December 4, 2009

Rules for Subversives

Quico says: "Opposition" has become an obsolete concept in Venezuelan politics. Opposition is what you do to governments capable of being opposed: those that see the practice of periodically alternating in power with their critics as normal.

Chavismo has denormalized alternation, crafting a state system where the practice would imperil regime stability. Chavismo can't be "opposed" in the normal sense of the word, because it doesn't conceive of itself as a temporary occupant of executive branch. Instead, it claims ownership of the state as a whole.

What can you do if you dissent from a government that is not opposable in the normal democratic sense?

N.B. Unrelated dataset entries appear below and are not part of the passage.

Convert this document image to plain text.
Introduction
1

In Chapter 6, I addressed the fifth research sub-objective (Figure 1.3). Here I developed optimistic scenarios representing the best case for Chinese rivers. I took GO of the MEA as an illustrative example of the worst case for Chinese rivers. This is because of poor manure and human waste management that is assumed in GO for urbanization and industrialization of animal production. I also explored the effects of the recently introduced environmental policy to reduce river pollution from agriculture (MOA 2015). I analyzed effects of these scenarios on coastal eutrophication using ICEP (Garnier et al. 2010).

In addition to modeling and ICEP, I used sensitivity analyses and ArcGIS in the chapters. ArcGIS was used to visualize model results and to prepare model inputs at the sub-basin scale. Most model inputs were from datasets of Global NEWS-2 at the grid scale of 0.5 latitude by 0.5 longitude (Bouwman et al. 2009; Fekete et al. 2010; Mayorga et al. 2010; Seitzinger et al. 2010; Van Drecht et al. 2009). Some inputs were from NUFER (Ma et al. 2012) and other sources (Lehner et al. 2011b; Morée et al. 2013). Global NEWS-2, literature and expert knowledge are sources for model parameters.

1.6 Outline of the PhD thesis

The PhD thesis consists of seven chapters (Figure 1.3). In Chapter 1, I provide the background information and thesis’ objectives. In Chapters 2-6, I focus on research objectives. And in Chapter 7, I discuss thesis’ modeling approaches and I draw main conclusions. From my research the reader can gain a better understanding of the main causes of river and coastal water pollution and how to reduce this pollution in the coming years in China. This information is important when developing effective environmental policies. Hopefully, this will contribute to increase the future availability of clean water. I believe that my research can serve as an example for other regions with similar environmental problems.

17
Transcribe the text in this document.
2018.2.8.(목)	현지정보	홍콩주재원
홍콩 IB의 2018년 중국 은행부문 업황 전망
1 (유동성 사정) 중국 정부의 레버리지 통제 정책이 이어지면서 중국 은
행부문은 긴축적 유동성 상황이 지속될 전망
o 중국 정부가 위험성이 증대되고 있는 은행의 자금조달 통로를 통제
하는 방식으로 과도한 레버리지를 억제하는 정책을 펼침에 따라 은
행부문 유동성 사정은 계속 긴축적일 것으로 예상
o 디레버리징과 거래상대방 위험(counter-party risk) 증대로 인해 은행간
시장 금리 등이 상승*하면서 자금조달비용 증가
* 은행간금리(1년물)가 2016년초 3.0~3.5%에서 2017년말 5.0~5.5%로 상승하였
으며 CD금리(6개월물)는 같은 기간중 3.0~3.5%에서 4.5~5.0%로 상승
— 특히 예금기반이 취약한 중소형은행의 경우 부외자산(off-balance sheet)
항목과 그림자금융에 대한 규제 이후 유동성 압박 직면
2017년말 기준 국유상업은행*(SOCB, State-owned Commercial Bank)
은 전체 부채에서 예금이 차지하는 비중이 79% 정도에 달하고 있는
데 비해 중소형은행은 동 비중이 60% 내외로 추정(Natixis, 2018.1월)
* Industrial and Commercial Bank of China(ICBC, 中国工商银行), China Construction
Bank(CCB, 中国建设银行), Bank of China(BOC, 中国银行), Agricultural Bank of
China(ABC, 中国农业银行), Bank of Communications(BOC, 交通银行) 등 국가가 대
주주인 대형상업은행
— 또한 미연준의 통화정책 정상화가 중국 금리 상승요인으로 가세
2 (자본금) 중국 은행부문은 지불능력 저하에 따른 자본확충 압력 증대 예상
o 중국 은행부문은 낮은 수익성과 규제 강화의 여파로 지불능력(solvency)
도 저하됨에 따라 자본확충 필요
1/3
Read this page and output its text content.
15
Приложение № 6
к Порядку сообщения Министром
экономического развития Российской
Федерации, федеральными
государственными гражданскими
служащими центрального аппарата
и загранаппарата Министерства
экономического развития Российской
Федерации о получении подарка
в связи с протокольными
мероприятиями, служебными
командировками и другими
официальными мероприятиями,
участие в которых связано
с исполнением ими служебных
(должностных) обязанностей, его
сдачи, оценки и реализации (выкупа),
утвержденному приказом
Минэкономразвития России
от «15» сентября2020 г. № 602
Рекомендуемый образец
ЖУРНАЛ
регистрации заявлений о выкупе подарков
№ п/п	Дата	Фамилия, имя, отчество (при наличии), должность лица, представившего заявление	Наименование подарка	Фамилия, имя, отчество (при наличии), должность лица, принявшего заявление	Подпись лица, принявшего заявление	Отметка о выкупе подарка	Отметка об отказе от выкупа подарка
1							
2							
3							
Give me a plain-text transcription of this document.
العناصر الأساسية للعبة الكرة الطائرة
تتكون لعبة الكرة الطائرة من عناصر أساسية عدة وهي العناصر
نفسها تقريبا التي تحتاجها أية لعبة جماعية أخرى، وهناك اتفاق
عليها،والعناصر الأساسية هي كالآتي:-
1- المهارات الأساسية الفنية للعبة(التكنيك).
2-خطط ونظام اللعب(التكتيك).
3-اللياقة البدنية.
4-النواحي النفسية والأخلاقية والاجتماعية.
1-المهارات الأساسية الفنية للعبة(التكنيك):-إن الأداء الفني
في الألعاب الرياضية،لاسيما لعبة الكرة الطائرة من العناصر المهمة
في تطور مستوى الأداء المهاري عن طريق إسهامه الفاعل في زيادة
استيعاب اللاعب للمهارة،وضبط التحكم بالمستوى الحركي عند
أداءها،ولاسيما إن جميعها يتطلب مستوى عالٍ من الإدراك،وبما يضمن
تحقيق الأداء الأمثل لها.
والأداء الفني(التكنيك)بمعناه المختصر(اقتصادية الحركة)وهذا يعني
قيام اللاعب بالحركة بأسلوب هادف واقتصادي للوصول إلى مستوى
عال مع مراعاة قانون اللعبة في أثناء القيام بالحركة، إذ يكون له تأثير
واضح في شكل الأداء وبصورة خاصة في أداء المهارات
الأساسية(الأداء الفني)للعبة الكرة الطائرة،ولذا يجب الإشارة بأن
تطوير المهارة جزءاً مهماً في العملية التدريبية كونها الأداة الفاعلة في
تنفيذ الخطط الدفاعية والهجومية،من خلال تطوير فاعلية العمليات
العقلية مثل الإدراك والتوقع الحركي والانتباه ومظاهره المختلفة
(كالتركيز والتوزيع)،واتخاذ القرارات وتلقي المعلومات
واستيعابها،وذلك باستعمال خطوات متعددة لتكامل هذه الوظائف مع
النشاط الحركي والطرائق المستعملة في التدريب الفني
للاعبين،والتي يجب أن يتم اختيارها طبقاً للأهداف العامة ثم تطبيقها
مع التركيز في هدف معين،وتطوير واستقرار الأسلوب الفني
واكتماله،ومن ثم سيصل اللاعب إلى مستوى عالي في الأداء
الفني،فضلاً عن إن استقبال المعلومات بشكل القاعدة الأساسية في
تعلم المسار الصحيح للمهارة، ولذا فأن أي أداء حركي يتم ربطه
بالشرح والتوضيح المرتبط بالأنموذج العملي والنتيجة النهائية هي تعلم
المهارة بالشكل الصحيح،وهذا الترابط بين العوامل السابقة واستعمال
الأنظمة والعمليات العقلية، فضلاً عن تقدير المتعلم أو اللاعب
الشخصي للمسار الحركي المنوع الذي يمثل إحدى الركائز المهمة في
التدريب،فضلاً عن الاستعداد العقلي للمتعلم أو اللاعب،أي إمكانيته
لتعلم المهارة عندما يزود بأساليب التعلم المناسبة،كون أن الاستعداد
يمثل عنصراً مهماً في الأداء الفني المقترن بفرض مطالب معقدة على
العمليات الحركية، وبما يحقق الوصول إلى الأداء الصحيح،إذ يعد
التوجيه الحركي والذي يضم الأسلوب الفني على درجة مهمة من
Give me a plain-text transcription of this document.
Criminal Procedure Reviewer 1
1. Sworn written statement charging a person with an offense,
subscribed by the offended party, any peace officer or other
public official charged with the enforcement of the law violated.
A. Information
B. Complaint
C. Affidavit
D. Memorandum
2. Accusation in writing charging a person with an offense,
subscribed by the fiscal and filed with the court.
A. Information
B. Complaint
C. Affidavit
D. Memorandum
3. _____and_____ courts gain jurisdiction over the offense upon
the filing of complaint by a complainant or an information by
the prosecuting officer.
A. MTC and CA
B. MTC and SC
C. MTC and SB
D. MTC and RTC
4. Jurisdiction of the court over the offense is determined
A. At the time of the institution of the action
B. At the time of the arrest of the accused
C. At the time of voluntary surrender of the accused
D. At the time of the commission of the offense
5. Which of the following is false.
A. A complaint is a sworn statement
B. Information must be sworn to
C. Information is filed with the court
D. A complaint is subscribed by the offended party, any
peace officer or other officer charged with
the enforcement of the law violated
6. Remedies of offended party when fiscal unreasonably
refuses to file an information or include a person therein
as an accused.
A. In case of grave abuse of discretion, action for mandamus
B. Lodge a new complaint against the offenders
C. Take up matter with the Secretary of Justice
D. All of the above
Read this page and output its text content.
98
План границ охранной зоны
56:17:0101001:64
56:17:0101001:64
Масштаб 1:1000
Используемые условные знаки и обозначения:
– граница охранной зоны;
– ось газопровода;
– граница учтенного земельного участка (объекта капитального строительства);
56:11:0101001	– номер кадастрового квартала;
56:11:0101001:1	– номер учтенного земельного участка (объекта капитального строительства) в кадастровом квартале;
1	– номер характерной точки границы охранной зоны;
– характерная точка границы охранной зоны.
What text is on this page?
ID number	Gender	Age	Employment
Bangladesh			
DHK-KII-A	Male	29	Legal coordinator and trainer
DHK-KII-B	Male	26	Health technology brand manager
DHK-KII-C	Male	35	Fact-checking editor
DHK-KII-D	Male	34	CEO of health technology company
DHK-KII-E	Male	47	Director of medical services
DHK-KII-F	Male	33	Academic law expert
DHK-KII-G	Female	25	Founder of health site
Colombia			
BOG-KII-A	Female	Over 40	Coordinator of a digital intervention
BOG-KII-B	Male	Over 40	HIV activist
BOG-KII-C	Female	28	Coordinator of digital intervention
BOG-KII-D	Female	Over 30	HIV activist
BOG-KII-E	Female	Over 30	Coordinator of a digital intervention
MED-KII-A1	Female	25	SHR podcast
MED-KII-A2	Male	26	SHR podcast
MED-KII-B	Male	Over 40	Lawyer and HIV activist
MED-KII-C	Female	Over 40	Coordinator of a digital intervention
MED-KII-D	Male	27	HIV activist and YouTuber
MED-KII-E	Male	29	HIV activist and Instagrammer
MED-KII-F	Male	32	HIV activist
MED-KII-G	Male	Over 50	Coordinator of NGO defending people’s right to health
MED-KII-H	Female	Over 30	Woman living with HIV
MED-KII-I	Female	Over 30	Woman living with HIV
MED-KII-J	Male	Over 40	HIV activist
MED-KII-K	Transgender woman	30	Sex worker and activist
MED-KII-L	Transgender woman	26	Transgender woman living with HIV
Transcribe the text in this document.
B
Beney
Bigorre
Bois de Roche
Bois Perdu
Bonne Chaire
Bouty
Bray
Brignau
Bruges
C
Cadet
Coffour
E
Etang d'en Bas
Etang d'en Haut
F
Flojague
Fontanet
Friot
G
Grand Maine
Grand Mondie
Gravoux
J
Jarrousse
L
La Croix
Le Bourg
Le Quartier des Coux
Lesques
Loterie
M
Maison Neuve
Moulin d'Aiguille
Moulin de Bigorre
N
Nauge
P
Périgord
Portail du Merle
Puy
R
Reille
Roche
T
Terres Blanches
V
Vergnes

A government that has repeatedly stressed that it does not conceive of alternation in power as a normal feature of the system, and explicitly vows never to allow it to happen?

There's only one thing you can do if you don't wish to submit to a government like that: subvert it.

I think Chávez himself grasped this long before those of us who disagree with him did. Maybe his obsession with plots and conspiracies all around him speak not so much of paranoïa as of a dirty conscience. A kind of "if they knew what I know, they'd be trying to subvert me."

Me, I never set out to become a subversive. Never chose that. Doesn't really fit my personality in any way. But like everybody else who opposes the vision of state power chavismo represents, I have now been made, effectively, into a subversive.

There is a long, deeply unsettling set of consequences that flow out of this realization. A set of consequences Venezuela's anti-chavista establishment really hasn't quite processed yet. It's hard to see our movement having any success until we come to grips with our new condition, a condition that is no less ours because we never chose it.

Subversion is the game the entire anti-chavista country is now engaged in, whether consciously or unconsciously.

To dissent from the hyperleader is to subvert the state system he has crafted, a system based on mindless obedience, complicit sycophancy, and an essentially limitless willingness to lie to the public for political benefit. It's a system you won't find described in any official document, certainly not in the 1999 constitution. It is the state of The State in fact, not in law.

And article 333 of that same document tells you all you need to know about your duties in such an eventuality.

Subversion is not a road we've chosen, it's a road that's been chosen for us. The only question now is whether we can subvert the chavista state creatively, effectively and constructively, in a way that helps us lay out the basis for something better down the road.

I think subversion of the current regime will need to take place along many axes. Some overt, some covert. Obviously, as bloggers, we can't do much about the latter, other than hope for their success. But we can, in our small way, contribute to the former.

Because subverting the chavista state is also about subverting the habits of mind that sustain it: the endless willingness to subjugate reality to political convenience, the mindless cult of personality that raises a single man's will above the law. It means challenging the cognitive cornerstone of the entire chavista system: the out and out refusal to submit the leader's dictates to critical scrutiny, to hold them up against the measuring bar of reason.

Call it cognitive subversion. That's the business this blog is in. Time we faced up to it.